3. L’istanza di ricusazione è inammissibile, siccome, secondo quanto risulta dal ruolo, il Consigliere ricusato non fa parte del Collegio decidente; e non è a questo Collegio ed in questa sede che deve rivolgersi l’istanza di assegnazione dei ricorsi – diverso da quello solo oggi e qui in esame – formulata dalla ricorrente nella memoria.

4. Ciò posto, a seguito della discussione sul ricorso, tenuta nella camera di consiglio, ritiene il Collegio di dovere fare proprio il contenuto della più sopra trascritta relazione.

Infatti, le repliche alla stessa, contenute nella memoria depositata dalla ricorrente, benchè esprimano la soggettiva opinione della parte in ordine ai vizi motivazionali in cui sarebbe incorso il giudice a quo, non giustificano il superamento delle considerazioni svolte nella relazione medesima: e tanto perchè la modificazione della causa di nullità della notifica – modificazione avutasi solo con la comparsa conclusionale e non già quando era ancora del tutto possibile (e senza fare ricorso ai fantasiosi mezzi indicati nella memoria ai sensi dell’art. 378 cod. proc. civ.), cioè entro i venti giorni dalla notifica dell’atto che si assume viziato – integra un motivo nuovo, che non può validamente essere dispiegato oltre i limiti temporali di proponibilità dell’opposizione agli atti esecutivi e riguardando la giurisprudenza richiamata dalla ricorrente fattispecie del tutto diverse da quella qui in esame.

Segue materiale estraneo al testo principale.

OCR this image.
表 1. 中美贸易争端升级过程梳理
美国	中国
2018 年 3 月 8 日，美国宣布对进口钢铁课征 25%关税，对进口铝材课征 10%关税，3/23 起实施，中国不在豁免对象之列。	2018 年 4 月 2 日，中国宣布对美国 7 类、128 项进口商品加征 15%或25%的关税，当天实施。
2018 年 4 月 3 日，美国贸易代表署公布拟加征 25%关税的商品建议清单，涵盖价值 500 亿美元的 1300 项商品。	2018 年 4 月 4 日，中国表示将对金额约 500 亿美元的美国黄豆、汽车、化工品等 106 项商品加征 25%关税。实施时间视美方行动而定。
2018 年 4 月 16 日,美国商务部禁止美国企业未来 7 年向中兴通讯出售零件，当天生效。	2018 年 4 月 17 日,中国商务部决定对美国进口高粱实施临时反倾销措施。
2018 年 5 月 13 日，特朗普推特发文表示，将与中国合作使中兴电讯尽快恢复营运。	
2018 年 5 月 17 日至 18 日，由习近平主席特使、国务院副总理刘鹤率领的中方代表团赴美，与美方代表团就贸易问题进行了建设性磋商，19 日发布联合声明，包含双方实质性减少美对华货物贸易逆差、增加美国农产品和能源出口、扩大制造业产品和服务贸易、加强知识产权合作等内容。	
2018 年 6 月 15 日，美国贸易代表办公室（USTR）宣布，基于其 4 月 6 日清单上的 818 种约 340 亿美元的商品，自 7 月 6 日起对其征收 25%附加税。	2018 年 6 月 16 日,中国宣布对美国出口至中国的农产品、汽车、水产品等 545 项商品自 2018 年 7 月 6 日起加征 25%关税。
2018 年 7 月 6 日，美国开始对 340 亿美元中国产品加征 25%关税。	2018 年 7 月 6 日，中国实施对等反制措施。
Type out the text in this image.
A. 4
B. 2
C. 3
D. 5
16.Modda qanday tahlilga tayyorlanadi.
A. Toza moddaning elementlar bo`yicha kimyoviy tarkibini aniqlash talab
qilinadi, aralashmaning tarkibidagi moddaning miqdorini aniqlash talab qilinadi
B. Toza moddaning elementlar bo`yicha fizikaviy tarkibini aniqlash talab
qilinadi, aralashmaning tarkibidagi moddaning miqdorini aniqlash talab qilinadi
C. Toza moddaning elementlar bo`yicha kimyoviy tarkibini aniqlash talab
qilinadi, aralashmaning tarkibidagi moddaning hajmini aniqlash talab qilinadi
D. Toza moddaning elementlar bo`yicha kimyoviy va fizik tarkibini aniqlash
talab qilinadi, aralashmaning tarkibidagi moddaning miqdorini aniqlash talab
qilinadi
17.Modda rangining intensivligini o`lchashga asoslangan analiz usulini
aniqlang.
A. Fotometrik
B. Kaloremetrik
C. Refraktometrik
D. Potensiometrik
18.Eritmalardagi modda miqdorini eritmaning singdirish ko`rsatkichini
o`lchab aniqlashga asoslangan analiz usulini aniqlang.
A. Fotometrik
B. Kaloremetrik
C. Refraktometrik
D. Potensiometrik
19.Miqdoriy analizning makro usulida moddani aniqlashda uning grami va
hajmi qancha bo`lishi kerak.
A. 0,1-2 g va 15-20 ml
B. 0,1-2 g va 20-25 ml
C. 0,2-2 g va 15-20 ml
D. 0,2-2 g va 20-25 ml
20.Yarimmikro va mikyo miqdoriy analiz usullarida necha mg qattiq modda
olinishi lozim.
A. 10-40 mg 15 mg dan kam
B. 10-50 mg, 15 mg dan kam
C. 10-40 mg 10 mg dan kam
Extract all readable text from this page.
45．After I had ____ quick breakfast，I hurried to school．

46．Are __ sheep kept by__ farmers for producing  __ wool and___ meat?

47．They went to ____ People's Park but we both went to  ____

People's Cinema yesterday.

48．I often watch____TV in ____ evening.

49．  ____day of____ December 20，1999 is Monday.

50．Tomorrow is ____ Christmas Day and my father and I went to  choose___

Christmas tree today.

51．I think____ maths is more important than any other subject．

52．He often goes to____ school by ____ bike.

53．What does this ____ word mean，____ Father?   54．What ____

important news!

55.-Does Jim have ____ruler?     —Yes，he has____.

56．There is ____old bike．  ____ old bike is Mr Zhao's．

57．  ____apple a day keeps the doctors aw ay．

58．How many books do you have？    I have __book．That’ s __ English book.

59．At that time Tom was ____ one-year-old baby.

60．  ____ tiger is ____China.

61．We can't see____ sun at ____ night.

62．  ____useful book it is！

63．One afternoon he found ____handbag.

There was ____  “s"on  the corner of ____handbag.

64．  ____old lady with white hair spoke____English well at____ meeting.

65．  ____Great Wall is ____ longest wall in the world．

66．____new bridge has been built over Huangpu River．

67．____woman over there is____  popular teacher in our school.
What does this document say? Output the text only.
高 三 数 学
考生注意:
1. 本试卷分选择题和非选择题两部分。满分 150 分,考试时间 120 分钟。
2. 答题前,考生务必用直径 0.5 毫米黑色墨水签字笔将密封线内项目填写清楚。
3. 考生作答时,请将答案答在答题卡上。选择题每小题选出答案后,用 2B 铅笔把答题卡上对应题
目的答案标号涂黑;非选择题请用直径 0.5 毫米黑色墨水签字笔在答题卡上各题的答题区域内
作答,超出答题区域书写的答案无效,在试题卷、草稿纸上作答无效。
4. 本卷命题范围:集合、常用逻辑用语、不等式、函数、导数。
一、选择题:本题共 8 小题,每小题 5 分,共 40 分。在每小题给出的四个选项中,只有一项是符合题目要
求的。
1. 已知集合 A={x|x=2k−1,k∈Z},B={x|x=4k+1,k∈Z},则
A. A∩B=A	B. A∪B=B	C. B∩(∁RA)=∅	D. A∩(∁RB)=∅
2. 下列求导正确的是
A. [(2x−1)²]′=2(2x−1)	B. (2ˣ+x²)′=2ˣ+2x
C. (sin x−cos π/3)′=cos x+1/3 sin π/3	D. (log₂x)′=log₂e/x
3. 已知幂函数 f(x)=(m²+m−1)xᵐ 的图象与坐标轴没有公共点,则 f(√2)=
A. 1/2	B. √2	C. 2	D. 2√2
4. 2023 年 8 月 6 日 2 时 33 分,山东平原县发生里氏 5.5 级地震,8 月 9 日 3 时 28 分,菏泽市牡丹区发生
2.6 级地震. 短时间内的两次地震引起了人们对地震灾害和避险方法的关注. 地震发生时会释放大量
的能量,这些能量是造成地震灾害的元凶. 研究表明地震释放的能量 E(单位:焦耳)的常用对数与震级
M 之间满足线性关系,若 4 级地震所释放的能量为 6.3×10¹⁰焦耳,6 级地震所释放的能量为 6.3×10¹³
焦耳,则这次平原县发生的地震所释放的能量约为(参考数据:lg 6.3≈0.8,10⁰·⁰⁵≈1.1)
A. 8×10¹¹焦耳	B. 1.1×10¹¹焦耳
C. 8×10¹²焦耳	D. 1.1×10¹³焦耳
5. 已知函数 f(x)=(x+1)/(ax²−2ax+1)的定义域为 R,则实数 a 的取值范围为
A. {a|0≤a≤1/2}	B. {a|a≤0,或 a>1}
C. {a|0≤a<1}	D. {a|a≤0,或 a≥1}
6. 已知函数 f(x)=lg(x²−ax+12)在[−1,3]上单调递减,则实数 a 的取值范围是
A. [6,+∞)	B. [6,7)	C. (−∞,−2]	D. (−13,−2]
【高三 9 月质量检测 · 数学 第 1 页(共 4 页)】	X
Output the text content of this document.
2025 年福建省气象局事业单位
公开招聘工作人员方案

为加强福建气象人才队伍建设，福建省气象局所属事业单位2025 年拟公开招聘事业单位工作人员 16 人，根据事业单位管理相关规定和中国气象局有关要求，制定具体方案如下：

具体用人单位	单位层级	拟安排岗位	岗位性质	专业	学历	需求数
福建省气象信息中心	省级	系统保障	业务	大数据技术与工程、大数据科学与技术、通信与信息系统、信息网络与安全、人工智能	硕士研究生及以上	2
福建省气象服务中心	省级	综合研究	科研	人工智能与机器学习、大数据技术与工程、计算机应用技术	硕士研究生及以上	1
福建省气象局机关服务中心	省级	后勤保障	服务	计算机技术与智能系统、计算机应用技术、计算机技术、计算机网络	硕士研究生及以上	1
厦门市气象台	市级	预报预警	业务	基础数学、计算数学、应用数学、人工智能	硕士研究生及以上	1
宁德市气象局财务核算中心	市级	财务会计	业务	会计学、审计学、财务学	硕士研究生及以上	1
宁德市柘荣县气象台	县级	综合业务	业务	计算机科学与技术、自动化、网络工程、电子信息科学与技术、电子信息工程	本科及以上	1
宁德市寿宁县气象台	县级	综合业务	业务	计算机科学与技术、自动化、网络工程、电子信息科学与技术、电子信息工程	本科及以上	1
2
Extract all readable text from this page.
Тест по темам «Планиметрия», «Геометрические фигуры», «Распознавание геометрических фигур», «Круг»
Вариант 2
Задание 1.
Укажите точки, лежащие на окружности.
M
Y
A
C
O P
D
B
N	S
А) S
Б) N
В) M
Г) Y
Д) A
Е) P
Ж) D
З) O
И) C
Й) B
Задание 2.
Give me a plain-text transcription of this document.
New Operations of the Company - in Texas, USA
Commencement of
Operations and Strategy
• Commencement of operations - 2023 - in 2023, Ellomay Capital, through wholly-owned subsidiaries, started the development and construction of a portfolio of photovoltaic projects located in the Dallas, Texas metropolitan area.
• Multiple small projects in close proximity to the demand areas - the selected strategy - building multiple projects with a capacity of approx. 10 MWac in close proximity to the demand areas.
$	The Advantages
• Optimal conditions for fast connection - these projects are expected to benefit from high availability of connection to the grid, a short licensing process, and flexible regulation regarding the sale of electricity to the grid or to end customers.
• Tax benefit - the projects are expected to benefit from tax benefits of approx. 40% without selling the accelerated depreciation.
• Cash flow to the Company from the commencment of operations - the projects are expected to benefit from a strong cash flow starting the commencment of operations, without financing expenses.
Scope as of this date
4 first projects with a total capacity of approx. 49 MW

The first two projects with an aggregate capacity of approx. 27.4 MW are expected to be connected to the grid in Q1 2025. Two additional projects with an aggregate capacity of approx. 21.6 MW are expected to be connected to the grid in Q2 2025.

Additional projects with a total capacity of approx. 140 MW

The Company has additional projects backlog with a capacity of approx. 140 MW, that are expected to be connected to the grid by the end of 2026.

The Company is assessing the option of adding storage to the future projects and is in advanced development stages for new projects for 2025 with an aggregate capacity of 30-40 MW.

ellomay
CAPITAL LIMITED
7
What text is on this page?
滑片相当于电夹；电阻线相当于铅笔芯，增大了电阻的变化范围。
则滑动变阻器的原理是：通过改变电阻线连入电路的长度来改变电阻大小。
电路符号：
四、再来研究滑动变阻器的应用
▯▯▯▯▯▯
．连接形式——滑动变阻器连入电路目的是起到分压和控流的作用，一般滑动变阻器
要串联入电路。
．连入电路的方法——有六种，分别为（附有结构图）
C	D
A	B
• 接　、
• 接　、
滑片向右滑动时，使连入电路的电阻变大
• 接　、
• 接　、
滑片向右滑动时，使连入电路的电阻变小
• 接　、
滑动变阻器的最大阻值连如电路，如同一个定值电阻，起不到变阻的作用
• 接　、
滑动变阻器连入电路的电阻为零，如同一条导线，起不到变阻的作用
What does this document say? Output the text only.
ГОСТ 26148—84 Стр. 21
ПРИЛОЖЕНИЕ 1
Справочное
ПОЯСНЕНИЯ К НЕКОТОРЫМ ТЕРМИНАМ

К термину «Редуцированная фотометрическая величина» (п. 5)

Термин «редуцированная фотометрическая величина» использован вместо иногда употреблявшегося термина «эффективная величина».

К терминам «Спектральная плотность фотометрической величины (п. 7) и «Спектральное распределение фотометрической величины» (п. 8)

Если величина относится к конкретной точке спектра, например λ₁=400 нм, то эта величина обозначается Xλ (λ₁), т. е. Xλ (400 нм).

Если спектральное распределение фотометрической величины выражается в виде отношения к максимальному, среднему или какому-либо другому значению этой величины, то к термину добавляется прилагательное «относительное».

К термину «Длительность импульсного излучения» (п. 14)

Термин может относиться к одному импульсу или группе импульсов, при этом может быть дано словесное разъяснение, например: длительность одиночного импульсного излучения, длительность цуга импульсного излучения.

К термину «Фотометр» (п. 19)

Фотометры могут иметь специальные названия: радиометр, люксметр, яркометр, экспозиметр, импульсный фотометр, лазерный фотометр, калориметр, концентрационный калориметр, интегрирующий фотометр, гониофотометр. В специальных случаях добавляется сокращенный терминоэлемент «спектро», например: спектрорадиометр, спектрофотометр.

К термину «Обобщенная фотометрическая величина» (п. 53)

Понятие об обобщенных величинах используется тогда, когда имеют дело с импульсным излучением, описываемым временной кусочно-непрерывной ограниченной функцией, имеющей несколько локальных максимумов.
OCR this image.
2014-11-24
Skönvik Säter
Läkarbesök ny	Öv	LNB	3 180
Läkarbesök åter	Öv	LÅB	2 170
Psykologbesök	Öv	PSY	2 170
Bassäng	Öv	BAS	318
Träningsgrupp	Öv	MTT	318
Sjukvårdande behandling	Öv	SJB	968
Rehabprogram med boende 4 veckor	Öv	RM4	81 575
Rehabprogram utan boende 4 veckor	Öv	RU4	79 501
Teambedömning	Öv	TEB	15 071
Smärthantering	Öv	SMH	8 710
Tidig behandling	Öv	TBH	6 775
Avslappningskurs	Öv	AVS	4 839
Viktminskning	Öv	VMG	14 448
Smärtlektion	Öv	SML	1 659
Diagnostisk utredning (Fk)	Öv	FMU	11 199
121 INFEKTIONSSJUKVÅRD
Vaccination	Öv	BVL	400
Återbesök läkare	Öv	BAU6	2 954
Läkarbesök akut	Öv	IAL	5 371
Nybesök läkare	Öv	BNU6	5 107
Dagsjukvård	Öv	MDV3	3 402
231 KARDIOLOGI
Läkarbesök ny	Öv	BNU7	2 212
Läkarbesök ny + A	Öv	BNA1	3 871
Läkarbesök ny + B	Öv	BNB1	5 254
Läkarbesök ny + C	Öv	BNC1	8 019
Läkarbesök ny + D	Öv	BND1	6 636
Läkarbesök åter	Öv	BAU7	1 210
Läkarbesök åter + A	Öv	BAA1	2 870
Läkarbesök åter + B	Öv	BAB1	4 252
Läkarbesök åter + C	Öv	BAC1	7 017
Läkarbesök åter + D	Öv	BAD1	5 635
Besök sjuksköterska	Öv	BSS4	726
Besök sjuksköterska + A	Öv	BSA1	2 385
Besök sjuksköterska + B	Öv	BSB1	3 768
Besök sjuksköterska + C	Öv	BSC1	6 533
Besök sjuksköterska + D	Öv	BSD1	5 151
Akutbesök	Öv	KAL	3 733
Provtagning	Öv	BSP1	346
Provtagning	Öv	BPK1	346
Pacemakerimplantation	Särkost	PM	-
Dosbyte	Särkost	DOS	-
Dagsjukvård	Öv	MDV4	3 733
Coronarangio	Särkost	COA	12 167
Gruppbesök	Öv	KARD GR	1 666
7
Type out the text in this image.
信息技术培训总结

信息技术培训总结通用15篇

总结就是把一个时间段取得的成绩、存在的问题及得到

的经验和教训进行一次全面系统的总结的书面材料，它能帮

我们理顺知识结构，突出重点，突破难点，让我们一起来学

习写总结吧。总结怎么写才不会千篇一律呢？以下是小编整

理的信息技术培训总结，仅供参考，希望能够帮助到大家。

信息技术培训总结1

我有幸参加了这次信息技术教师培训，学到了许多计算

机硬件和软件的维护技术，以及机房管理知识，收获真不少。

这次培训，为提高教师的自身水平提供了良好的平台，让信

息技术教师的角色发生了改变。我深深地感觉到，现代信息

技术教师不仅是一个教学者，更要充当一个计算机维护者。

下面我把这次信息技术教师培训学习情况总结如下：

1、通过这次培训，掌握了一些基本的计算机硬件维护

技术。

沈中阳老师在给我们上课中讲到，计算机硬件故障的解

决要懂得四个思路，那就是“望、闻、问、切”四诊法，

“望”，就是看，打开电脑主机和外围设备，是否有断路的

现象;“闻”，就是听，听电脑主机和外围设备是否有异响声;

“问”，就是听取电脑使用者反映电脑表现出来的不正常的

E’ appena il caso di ribadire che nel giudizio di opposizione l’opponente ha veste sostanziale e processuale di attore e pertanto le eventuali “eccezioni” da lui sollevate per contrastare il diritto del creditore a procedere ad esecuzione forzata costituiscono causa petendi della domanda proposta con il ricorso in opposizione e sono soggette al regime sostanziale e processuale della domanda, con conseguente immutabilità della domanda mediante modifica delle eccezioni che ne costituiscono il fondamento; tanto è espressamente ribadito in materia di opposizione ad esecuzione ex art. 615 cod. proc. civ. (Cass., ord. 20 gennaio 2011, n. 1328; Cass. 7 marzo 2003, n. 3477), ma la conclusione può agevolmente ed a maggiore ragione estendersi alle opposizioni agli atti esecutivi, soggette oltretutto al rigoroso termine decadenziale di venti giorni per la proposizione della doglianza. Diversamente opinando, sarebbero elusi i termini di proposizione delle opposizioni agli atti – come pure quelli di maturazione delle preclusioni assertive o di merito – se fosse consentito invocare in modo assolutamente generico una norma comprendente diversificate fattispecie di nullità e solo alcune di queste ultime, per poi addurne, elassi quei termini, altre che erano del tutto idoneamente conoscibili prima della maturazione dei termini. Ed è evidente che anche l’ultima doglianza – quella poi dispiegata effettivamente in modo tardivo – era perfettamente conoscibile, da parte dell’opponente, al momento del dispiegamento dell’opposizione agli atti.

Pertanto, ai sensi degli artt. 380 bis e 385 cod. proc. civ., il ricorso va rigettato; le spese seguono la soccombenza.

P.Q.M.

La Corte: dichiara inammissibile l’istanza di ricusazione; rigetta il ricorso; condanna T.G. al pagamento, in favore della Ceramiche Appia Nuova spa, in pers. del leg. rappr.nte p.t., delle spese del giudizio di legittimità, che si liquidano in Euro 2.200,00, di cui Euro 200,00 per esborsi.

Così deciso in Roma, nella Camera di consiglio della Sezione Sesta Civile, il 5 luglio 2011.